Il caso di Path è meno grave rispetto ad altri scandali come il location gate o quello che ha investito Carrier IQ (hey, a proposito, visto che nessuno ne parla già più?). E’ una situazione diversa anche da un punto di vista tecnico, dato che secondo molti osservatori l’errore di Path è stato aggravato più che altro dall’assenza di un efficace sistema di offuscamento dei dati sensibili trasmessi.
Nonostante le scuse era rimasto almeno un aspetto importante da prendere in considerazione: Apple deve lasciare liberi gli sviluppatori e far ricadere su di loro l’onere di gestire l’opt-in sui dati della rubrica, o deve offrire dei tool integrati da utilizzare obbligatoriamente per gestire la privacy rispetto a questa tipologia di informazioni?
Detta in parole povere: perché non esiste un bottone on/off che permette di disabilitare l’upload delle informazioni della rubrica sui server di terze parti come quello disopnibile su iPhone per i dati di localizzazione (con annesso prospetto delle app che hanno ottenuto il consenso)?
Era quello che i congressman volevano sapere e che Apple ha già confermato. La debacle di Path non è passata inosservata a Cupertino e il portavoce Tod Neumayr ha prontamente fornito questa dichiarazione a All Things Digital:
“Le applicazioni che raccolgono o trasmettono i contatti degli utenti senza il loro consenso a priori sono in violazione delle nostre linee guida. Stiamo lavorando per rendere il tutto migliore per i nostri clienti, come abbiamo fatto coni servizi di localizzazione, e un’applicazione che vuole accedere ai dati della rubrica dovrà richiedere un’esplicita approvazione in una futura release del software.”

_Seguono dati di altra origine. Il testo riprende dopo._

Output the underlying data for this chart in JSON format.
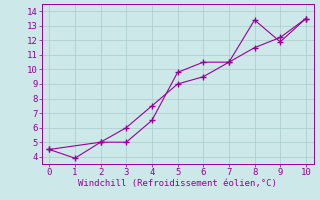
{
  "line1_x": [
    0,
    1,
    2,
    3,
    4,
    5,
    6,
    7,
    8,
    9,
    10
  ],
  "line1_y": [
    4.5,
    3.9,
    5.0,
    5.0,
    6.5,
    9.8,
    10.5,
    10.5,
    13.4,
    11.9,
    13.5
  ],
  "line2_x": [
    0,
    2,
    3,
    4,
    5,
    6,
    7,
    8,
    9,
    10
  ],
  "line2_y": [
    4.5,
    5.0,
    6.0,
    7.5,
    9.0,
    9.5,
    10.5,
    11.5,
    12.2,
    13.5
  ],
  "line_color": "#990099",
  "marker": "+",
  "xlabel": "Windchill (Refroidissement éolien,°C)",
  "xlim": [
    -0.3,
    10.3
  ],
  "ylim": [
    3.5,
    14.5
  ],
  "yticks": [
    4,
    5,
    6,
    7,
    8,
    9,
    10,
    11,
    12,
    13,
    14
  ],
  "xticks": [
    0,
    1,
    2,
    3,
    4,
    5,
    6,
    7,
    8,
    9,
    10
  ],
  "bg_color": "#cce8e8",
  "grid_color": "#aacccc",
  "xlabel_color": "#990099",
  "tick_color": "#990099",
  "label_fontsize": 6.5,
  "tick_fontsize": 6.5
}
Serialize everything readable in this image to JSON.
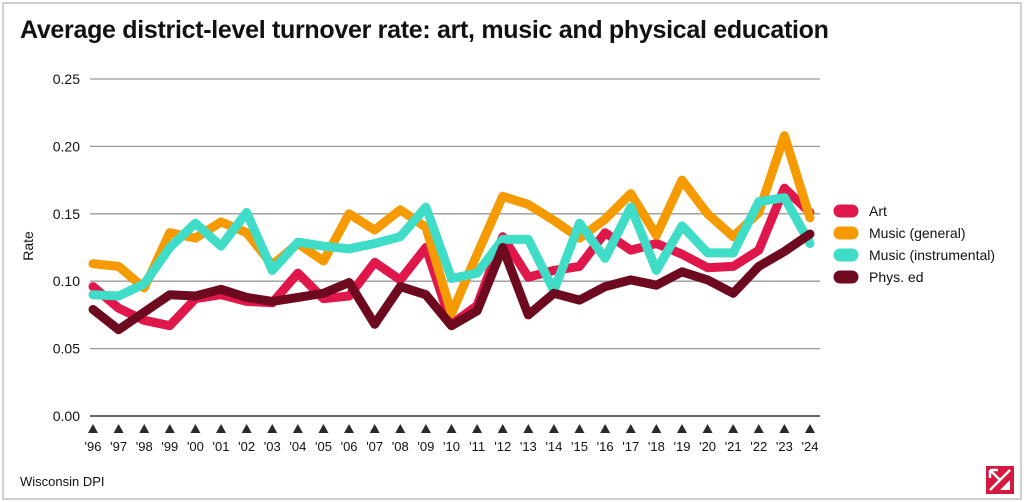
{
  "title": "Average district-level turnover rate: art, music and physical education",
  "source": "Wisconsin DPI",
  "chart_data": {
    "type": "line",
    "title": "Average district-level turnover rate: art, music and physical education",
    "ylabel": "Rate",
    "xlabel": "",
    "ylim": [
      0,
      0.25
    ],
    "yticks": [
      "0.00",
      "0.05",
      "0.10",
      "0.15",
      "0.20",
      "0.25"
    ],
    "ytick_values": [
      0,
      0.05,
      0.1,
      0.15,
      0.2,
      0.25
    ],
    "grid": true,
    "legend_position": "right",
    "categories": [
      "'96",
      "'97",
      "'98",
      "'99",
      "'00",
      "'01",
      "'02",
      "'03",
      "'04",
      "'05",
      "'06",
      "'07",
      "'08",
      "'09",
      "'10",
      "'11",
      "'12",
      "'13",
      "'14",
      "'15",
      "'16",
      "'17",
      "'18",
      "'19",
      "'20",
      "'21",
      "'22",
      "'23",
      "'24"
    ],
    "series": [
      {
        "name": "Art",
        "color": "#e0174b",
        "values": [
          0.096,
          0.08,
          0.071,
          0.067,
          0.087,
          0.09,
          0.085,
          0.084,
          0.106,
          0.087,
          0.089,
          0.114,
          0.101,
          0.125,
          0.068,
          0.082,
          0.133,
          0.103,
          0.108,
          0.111,
          0.136,
          0.123,
          0.128,
          0.12,
          0.11,
          0.111,
          0.123,
          0.169,
          0.151
        ]
      },
      {
        "name": "Music (general)",
        "color": "#f59a00",
        "values": [
          0.113,
          0.111,
          0.095,
          0.136,
          0.132,
          0.144,
          0.136,
          0.112,
          0.128,
          0.115,
          0.15,
          0.138,
          0.153,
          0.14,
          0.076,
          0.12,
          0.163,
          0.157,
          0.145,
          0.132,
          0.146,
          0.165,
          0.134,
          0.175,
          0.15,
          0.133,
          0.151,
          0.208,
          0.147
        ]
      },
      {
        "name": "Music (instrumental)",
        "color": "#3fdcc8",
        "values": [
          0.09,
          0.089,
          0.098,
          0.125,
          0.143,
          0.126,
          0.151,
          0.108,
          0.129,
          0.126,
          0.124,
          0.128,
          0.133,
          0.155,
          0.102,
          0.106,
          0.131,
          0.131,
          0.093,
          0.143,
          0.117,
          0.155,
          0.108,
          0.141,
          0.121,
          0.121,
          0.159,
          0.162,
          0.128
        ]
      },
      {
        "name": "Phys. ed",
        "color": "#6e0a1f",
        "values": [
          0.079,
          0.064,
          0.077,
          0.09,
          0.089,
          0.094,
          0.088,
          0.085,
          0.088,
          0.091,
          0.099,
          0.068,
          0.096,
          0.09,
          0.067,
          0.078,
          0.125,
          0.075,
          0.091,
          0.086,
          0.096,
          0.101,
          0.097,
          0.107,
          0.101,
          0.091,
          0.111,
          0.122,
          0.135
        ]
      }
    ]
  }
}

Questa forma di opt-in verrà probabilmente implementato in iOS 5.1, a meno che Apple non voglia accorciare i tempi pubblicando un update minore che risolva solamente questo problema.

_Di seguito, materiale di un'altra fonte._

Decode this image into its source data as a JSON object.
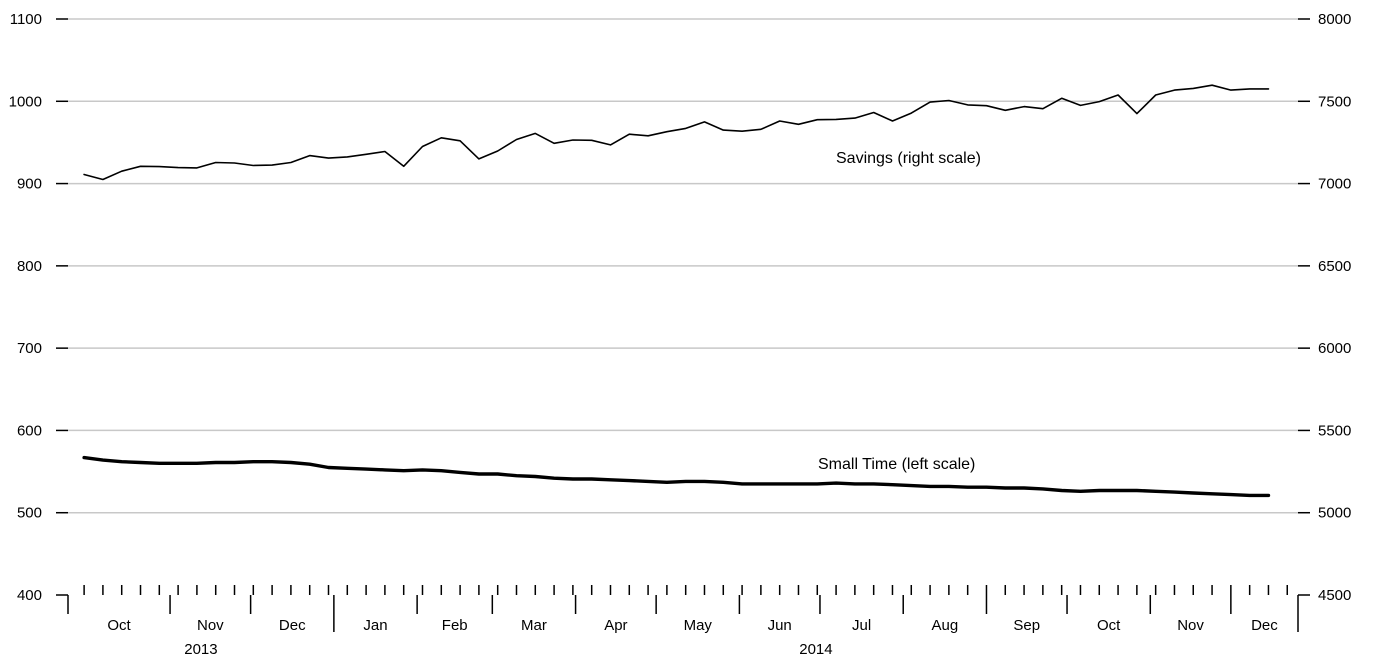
{
  "chart_data": {
    "type": "line",
    "title": "",
    "xlabel": "",
    "ylabel": "",
    "grid": true,
    "y_left": {
      "ylim": [
        400,
        1100
      ],
      "ticks": [
        "1100",
        "1000",
        "900",
        "800",
        "700",
        "600",
        "500",
        "400"
      ]
    },
    "y_right": {
      "ylim": [
        4500,
        8000
      ],
      "ticks": [
        "8000",
        "7500",
        "7000",
        "6500",
        "6000",
        "5500",
        "5000",
        "4500"
      ]
    },
    "x_months": [
      "Oct",
      "Nov",
      "Dec",
      "Jan",
      "Feb",
      "Mar",
      "Apr",
      "May",
      "Jun",
      "Jul",
      "Aug",
      "Sep",
      "Oct",
      "Nov",
      "Dec"
    ],
    "x_years": [
      "2013",
      "2014"
    ],
    "series": [
      {
        "name": "Savings (right scale)",
        "axis": "right",
        "x": [
          "2013-09-30",
          "2013-10-07",
          "2013-10-14",
          "2013-10-21",
          "2013-10-28",
          "2013-11-04",
          "2013-11-11",
          "2013-11-18",
          "2013-11-25",
          "2013-12-02",
          "2013-12-09",
          "2013-12-16",
          "2013-12-23",
          "2013-12-30",
          "2014-01-06",
          "2014-01-13",
          "2014-01-20",
          "2014-01-27",
          "2014-02-03",
          "2014-02-10",
          "2014-02-17",
          "2014-02-24",
          "2014-03-03",
          "2014-03-10",
          "2014-03-17",
          "2014-03-24",
          "2014-03-31",
          "2014-04-07",
          "2014-04-14",
          "2014-04-21",
          "2014-04-28",
          "2014-05-05",
          "2014-05-12",
          "2014-05-19",
          "2014-05-26",
          "2014-06-02",
          "2014-06-09",
          "2014-06-16",
          "2014-06-23",
          "2014-06-30",
          "2014-07-07",
          "2014-07-14",
          "2014-07-21",
          "2014-07-28",
          "2014-08-04",
          "2014-08-11",
          "2014-08-18",
          "2014-08-25",
          "2014-09-01",
          "2014-09-08",
          "2014-09-15",
          "2014-09-22",
          "2014-09-29",
          "2014-10-06",
          "2014-10-13",
          "2014-10-20",
          "2014-10-27",
          "2014-11-03",
          "2014-11-10",
          "2014-11-17",
          "2014-11-24",
          "2014-12-01",
          "2014-12-08",
          "2014-12-15"
        ],
        "values": [
          7055,
          7025,
          7075,
          7105,
          7103,
          7097,
          7095,
          7128,
          7125,
          7110,
          7112,
          7128,
          7170,
          7155,
          7162,
          7178,
          7195,
          7105,
          7225,
          7278,
          7260,
          7150,
          7198,
          7268,
          7305,
          7245,
          7265,
          7263,
          7235,
          7300,
          7290,
          7315,
          7335,
          7375,
          7325,
          7318,
          7330,
          7380,
          7360,
          7388,
          7390,
          7398,
          7432,
          7380,
          7428,
          7495,
          7505,
          7478,
          7473,
          7445,
          7468,
          7455,
          7518,
          7475,
          7498,
          7538,
          7425,
          7538,
          7568,
          7578,
          7598,
          7568,
          7575,
          7575
        ]
      },
      {
        "name": "Small Time (left scale)",
        "axis": "left",
        "x": [
          "2013-09-30",
          "2013-10-07",
          "2013-10-14",
          "2013-10-21",
          "2013-10-28",
          "2013-11-04",
          "2013-11-11",
          "2013-11-18",
          "2013-11-25",
          "2013-12-02",
          "2013-12-09",
          "2013-12-16",
          "2013-12-23",
          "2013-12-30",
          "2014-01-06",
          "2014-01-13",
          "2014-01-20",
          "2014-01-27",
          "2014-02-03",
          "2014-02-10",
          "2014-02-17",
          "2014-02-24",
          "2014-03-03",
          "2014-03-10",
          "2014-03-17",
          "2014-03-24",
          "2014-03-31",
          "2014-04-07",
          "2014-04-14",
          "2014-04-21",
          "2014-04-28",
          "2014-05-05",
          "2014-05-12",
          "2014-05-19",
          "2014-05-26",
          "2014-06-02",
          "2014-06-09",
          "2014-06-16",
          "2014-06-23",
          "2014-06-30",
          "2014-07-07",
          "2014-07-14",
          "2014-07-21",
          "2014-07-28",
          "2014-08-04",
          "2014-08-11",
          "2014-08-18",
          "2014-08-25",
          "2014-09-01",
          "2014-09-08",
          "2014-09-15",
          "2014-09-22",
          "2014-09-29",
          "2014-10-06",
          "2014-10-13",
          "2014-10-20",
          "2014-10-27",
          "2014-11-03",
          "2014-11-10",
          "2014-11-17",
          "2014-11-24",
          "2014-12-01",
          "2014-12-08",
          "2014-12-15"
        ],
        "values": [
          567,
          564,
          562,
          561,
          560,
          560,
          560,
          561,
          561,
          562,
          562,
          561,
          559,
          555,
          554,
          553,
          552,
          551,
          552,
          551,
          549,
          547,
          547,
          545,
          544,
          542,
          541,
          541,
          540,
          539,
          538,
          537,
          538,
          538,
          537,
          535,
          535,
          535,
          535,
          535,
          536,
          535,
          535,
          534,
          533,
          532,
          532,
          531,
          531,
          530,
          530,
          529,
          527,
          526,
          527,
          527,
          527,
          526,
          525,
          524,
          523,
          522,
          521,
          521
        ]
      }
    ],
    "annotations": [
      "Savings (right scale)",
      "Small Time (left scale)"
    ]
  }
}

Bonus: Nel frattempo il gioco dell’accusa e della difesa di Path ha scatenato una guerra termonucleare sulla natura del giornalismo tecnologico assai divertente da osservare e seguire.
Da una parte i reporter che hanno coperto lo scandalo, come Nick Bilton del New York Times, dall’altra gli ex-blogger diventati Venture Capitalist come Michael Arrington e MG Siegler (ex TechCrunch) che con il loro CrunchFund hanno investito in Path e difendono “spassionatamente” la startup mettendo in dubbio la professionalità del settore giornalistico di cui hanno preteso di far parte fino a ieri l’altro – e nell’ambito del quale sono tuttora conosciuti per la loro fama di linkbaiter senza scrupoli che si venderebbero la nonna in cambio di un milione di PageViews. La cosa più bella di tutta la questione è il modo in cui tutti i ruoli sono totalmente interscambiabili. Qui le risposte di Siegler e Arrington. Roba da popcorn.